Вспомнила, как покидали Ляоян. Когда они перебрались через Тайцзыхэ, сгущались сумерки. Горела станция. Влево от нее чернел притаившийся китайский город. Между станцией, городом и подводами лазарета, медленно поднимавшимися по дороге, лежала черная бездна, в которую то и дело врывались блики пожаров. Далеко правее зажигал бивачные огни 1-й Сибирский корпус. И эти спокойные привычные огни создавали тогда странное впечатление. Японцы упорно обстреливали домик Куропаткина, полагая, что командующий русской армией все еще там. И даже эта мрачная картина, жившая в ее памяти, показалась ей теперь картиной жизни — пусть неправильной и страшной, но все же жизни.
Она почувствовала себя хозяйкой этих степей и гор, теплого ветра и облаков. Она увидела тополь и около него двух диких голубей, увидела полевую крысу, спокойно трусившую между камней. Как все хорошо, как все хорошо!
Лошадь, лохматая, низкорослая маньчжурка, бежала все дальше и дальше. Васильев сидел на сене, лихо спустив на ухо бескозырку, высматривая ручеек или фанзушку, при которой мог бы оказаться колодец. Но не было ни ручейка, ни колодца. Так и доехали до города.

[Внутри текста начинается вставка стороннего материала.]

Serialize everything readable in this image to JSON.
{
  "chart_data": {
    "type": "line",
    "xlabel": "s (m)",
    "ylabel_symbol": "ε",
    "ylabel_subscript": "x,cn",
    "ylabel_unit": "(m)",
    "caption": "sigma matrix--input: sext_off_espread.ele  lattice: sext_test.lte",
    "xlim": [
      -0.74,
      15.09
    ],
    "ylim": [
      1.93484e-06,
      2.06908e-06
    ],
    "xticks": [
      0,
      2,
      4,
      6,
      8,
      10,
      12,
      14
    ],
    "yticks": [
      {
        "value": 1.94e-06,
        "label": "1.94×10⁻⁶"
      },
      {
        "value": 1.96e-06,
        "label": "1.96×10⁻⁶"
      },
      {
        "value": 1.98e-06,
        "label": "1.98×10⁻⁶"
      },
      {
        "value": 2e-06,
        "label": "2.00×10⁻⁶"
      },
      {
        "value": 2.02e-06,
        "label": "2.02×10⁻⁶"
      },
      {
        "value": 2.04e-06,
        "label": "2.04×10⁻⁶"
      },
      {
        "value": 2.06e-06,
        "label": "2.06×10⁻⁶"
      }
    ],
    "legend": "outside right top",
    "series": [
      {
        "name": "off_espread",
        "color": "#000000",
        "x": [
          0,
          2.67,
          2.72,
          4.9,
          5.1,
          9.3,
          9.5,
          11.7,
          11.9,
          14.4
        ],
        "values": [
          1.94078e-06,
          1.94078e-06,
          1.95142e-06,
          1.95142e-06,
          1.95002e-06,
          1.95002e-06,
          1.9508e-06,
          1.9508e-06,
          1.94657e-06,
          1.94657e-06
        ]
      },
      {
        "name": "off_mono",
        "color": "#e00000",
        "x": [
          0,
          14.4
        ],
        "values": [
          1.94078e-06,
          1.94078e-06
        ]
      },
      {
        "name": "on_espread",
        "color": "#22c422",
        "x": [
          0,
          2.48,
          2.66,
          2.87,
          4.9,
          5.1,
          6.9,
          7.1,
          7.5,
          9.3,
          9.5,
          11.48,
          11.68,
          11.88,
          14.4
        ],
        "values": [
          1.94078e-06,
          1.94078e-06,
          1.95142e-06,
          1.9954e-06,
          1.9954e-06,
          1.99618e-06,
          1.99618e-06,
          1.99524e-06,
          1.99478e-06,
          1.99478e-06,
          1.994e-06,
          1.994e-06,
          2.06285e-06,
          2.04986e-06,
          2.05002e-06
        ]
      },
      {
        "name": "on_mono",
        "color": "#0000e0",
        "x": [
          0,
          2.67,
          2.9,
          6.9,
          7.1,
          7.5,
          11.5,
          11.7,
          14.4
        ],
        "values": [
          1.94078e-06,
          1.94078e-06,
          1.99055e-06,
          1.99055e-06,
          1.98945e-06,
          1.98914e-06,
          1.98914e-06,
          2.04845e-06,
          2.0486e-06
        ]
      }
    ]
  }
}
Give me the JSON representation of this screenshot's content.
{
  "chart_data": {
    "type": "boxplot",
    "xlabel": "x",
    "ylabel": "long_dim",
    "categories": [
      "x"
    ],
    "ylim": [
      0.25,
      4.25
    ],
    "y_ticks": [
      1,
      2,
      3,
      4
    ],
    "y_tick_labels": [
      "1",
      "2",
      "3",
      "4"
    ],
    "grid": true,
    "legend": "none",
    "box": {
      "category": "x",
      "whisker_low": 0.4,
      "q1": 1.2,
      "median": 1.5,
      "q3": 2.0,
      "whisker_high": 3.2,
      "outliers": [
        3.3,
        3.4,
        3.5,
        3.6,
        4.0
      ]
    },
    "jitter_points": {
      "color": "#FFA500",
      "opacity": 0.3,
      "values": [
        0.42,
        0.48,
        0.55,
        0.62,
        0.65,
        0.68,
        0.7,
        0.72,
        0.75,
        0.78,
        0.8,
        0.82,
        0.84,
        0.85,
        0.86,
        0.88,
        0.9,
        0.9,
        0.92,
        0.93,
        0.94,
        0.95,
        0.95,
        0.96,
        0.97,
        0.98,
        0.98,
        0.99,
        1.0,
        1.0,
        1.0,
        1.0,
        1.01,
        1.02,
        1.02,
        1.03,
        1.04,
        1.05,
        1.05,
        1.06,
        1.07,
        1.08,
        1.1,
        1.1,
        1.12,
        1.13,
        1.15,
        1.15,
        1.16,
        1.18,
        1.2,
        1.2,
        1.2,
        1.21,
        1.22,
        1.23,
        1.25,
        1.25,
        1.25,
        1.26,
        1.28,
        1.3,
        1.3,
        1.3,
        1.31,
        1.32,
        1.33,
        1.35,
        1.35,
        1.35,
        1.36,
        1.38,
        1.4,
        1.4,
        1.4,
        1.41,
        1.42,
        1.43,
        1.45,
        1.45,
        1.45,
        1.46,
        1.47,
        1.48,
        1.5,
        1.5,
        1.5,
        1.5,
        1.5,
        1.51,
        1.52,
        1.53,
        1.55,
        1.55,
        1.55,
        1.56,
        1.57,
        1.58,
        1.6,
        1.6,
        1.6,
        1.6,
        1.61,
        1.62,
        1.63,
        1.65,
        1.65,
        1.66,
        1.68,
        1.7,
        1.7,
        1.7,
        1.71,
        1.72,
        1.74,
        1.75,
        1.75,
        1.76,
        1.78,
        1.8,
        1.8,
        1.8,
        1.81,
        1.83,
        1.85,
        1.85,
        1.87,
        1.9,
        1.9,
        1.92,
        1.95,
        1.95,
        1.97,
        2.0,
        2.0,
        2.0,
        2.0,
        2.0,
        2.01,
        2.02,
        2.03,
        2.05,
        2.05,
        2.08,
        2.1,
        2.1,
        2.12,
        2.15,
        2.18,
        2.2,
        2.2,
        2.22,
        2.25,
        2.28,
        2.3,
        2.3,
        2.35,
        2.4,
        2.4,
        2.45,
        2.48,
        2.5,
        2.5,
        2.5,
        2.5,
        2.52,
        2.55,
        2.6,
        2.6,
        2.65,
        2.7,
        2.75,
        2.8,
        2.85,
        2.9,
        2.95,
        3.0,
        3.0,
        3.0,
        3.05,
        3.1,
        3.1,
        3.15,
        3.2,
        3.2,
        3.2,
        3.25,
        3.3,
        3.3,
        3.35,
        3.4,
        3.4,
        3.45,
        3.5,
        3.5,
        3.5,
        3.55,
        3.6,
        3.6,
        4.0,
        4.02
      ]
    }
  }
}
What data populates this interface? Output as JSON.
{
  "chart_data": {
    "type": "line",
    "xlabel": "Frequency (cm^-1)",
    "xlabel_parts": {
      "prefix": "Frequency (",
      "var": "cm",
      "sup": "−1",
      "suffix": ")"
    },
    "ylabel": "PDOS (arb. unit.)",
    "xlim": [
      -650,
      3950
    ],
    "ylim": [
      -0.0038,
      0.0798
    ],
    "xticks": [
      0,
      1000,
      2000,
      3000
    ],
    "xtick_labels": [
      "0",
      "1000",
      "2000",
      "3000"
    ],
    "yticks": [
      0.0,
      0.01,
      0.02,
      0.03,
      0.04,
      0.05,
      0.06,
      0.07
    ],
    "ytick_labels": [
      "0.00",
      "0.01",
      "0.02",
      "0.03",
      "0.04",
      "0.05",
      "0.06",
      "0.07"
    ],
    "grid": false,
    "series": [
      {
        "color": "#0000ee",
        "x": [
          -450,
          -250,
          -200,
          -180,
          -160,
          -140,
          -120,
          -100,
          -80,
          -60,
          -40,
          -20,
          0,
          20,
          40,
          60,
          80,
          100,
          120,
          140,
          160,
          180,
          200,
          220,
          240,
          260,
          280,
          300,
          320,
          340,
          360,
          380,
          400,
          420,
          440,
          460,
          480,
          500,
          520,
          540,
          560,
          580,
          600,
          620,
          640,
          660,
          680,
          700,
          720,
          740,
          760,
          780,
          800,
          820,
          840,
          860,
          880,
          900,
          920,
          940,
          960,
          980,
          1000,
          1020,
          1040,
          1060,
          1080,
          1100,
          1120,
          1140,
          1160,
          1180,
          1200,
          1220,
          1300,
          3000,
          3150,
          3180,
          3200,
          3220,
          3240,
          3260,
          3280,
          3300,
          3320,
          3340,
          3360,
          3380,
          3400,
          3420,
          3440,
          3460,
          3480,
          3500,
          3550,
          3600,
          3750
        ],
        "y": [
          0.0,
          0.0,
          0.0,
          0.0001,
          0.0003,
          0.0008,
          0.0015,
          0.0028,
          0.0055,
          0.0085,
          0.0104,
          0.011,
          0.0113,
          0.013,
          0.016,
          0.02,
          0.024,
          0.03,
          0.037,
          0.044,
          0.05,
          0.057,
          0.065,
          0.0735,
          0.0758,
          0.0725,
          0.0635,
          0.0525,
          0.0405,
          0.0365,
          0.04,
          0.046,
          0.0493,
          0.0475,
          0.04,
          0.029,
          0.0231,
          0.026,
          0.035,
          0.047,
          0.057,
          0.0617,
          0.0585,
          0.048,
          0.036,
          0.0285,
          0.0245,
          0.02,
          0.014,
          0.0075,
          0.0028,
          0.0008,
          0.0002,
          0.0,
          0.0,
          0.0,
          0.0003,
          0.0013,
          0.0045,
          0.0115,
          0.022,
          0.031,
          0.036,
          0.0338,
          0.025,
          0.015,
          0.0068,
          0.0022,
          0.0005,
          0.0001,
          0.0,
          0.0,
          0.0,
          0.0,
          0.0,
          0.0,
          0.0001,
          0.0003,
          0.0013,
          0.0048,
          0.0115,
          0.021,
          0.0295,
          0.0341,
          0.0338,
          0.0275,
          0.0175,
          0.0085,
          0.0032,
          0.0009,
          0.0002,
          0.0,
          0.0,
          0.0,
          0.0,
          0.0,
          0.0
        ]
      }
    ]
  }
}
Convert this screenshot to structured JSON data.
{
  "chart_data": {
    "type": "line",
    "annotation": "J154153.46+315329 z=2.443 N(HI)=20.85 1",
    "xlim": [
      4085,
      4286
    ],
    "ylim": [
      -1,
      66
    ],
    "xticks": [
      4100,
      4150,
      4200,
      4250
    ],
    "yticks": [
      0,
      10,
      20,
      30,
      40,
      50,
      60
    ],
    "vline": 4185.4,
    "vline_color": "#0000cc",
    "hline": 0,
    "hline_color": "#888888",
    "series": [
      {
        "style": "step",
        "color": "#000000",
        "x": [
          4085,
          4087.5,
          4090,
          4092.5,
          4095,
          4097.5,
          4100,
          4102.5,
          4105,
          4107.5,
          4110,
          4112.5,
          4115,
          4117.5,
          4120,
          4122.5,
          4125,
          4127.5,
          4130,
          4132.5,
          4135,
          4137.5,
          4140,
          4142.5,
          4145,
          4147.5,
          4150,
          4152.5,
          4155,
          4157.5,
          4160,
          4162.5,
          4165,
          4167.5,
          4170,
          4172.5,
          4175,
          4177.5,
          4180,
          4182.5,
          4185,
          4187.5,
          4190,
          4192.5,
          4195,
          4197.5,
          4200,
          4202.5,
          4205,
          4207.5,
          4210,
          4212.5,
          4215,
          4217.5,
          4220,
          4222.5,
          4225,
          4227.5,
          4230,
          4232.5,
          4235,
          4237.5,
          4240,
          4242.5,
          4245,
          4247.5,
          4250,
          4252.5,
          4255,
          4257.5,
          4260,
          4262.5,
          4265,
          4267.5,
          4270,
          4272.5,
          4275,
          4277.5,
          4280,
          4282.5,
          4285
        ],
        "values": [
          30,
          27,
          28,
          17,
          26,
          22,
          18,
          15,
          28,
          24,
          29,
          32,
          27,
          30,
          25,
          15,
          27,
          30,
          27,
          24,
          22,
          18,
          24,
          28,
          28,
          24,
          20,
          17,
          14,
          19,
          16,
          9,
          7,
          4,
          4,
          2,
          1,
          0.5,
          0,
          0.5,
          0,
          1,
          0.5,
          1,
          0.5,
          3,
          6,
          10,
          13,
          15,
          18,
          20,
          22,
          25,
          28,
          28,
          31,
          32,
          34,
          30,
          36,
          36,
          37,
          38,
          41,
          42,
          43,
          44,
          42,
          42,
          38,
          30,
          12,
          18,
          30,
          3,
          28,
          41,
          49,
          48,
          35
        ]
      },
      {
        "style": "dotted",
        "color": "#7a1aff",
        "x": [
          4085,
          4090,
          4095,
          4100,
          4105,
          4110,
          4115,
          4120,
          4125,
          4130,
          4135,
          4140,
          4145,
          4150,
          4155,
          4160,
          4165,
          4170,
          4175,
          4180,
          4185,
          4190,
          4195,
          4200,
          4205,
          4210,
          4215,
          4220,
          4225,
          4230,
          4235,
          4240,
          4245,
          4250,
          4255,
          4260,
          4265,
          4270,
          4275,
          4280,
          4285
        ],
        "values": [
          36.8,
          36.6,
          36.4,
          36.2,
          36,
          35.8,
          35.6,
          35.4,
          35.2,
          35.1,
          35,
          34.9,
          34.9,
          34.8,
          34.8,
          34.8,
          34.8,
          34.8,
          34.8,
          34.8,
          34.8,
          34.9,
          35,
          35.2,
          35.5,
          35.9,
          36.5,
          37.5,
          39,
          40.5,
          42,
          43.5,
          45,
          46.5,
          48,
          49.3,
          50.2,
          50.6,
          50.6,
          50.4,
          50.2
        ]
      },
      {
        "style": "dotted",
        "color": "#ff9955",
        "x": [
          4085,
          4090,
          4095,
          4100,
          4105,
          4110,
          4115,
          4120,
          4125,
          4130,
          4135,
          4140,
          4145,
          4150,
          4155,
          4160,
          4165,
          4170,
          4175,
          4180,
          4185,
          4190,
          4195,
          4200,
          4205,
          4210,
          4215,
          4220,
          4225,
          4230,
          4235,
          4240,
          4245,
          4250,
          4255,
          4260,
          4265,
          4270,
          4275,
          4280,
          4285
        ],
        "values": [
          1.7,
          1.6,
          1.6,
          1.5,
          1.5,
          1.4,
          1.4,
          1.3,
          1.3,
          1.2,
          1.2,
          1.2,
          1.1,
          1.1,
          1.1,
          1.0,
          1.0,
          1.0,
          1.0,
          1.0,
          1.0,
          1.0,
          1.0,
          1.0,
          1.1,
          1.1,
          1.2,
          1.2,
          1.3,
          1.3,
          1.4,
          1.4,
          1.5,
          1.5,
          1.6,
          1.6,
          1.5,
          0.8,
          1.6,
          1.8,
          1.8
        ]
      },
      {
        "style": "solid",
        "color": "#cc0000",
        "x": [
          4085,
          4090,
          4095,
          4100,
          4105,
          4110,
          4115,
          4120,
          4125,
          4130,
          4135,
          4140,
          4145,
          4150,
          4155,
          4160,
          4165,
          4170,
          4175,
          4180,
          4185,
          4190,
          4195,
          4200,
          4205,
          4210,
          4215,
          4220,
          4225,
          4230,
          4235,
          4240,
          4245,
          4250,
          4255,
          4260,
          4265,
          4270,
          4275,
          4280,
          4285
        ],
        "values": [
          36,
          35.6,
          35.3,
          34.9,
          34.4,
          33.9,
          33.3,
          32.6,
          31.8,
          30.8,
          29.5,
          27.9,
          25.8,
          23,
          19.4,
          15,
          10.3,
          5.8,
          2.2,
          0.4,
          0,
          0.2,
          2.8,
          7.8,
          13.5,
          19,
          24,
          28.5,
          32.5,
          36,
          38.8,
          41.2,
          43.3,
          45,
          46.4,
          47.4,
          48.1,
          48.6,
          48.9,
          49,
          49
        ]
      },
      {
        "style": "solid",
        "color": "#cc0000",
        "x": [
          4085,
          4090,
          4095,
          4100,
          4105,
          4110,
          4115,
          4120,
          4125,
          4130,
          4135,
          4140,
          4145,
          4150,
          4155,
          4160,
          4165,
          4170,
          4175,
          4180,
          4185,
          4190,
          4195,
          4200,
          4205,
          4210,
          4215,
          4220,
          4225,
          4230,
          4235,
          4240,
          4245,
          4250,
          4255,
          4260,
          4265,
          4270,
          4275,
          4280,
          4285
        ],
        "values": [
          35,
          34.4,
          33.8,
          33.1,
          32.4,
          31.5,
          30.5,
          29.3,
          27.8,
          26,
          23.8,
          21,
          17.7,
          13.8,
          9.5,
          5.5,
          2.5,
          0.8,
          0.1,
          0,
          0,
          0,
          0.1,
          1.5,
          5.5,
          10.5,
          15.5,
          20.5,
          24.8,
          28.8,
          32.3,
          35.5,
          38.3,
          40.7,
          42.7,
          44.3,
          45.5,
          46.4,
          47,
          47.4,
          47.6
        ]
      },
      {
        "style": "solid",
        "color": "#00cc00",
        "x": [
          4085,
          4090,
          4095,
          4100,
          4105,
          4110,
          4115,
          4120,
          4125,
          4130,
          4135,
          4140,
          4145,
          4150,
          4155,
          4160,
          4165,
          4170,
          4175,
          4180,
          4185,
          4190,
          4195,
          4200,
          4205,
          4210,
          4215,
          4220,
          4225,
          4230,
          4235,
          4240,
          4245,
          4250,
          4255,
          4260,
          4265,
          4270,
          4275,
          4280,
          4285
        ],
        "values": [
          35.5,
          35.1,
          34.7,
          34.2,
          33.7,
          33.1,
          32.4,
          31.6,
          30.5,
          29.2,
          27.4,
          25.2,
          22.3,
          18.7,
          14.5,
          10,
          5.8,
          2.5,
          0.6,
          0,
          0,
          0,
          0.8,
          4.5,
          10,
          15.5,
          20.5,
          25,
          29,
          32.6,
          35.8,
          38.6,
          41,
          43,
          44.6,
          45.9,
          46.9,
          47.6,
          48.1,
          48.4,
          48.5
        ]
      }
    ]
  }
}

Она удивилась количеству русских. Всюду и везде были русские. Над китайскими харчевнями, вместо бумажных медуз, шевелились от ветра черные сатиновые вывески, написанные по-русски: «Ресторан». Кителя и сюртуки многочисленных штабных мешались с простыми рубашками строевиков. Некоторые проезжали верхом, но иные пользовались рикшами. Колясочки катились под зонтами и без зонтов, ловко огибая груды товаров; офицеры сидели с важными бесстрастными лицами, отдавая друг другу честь.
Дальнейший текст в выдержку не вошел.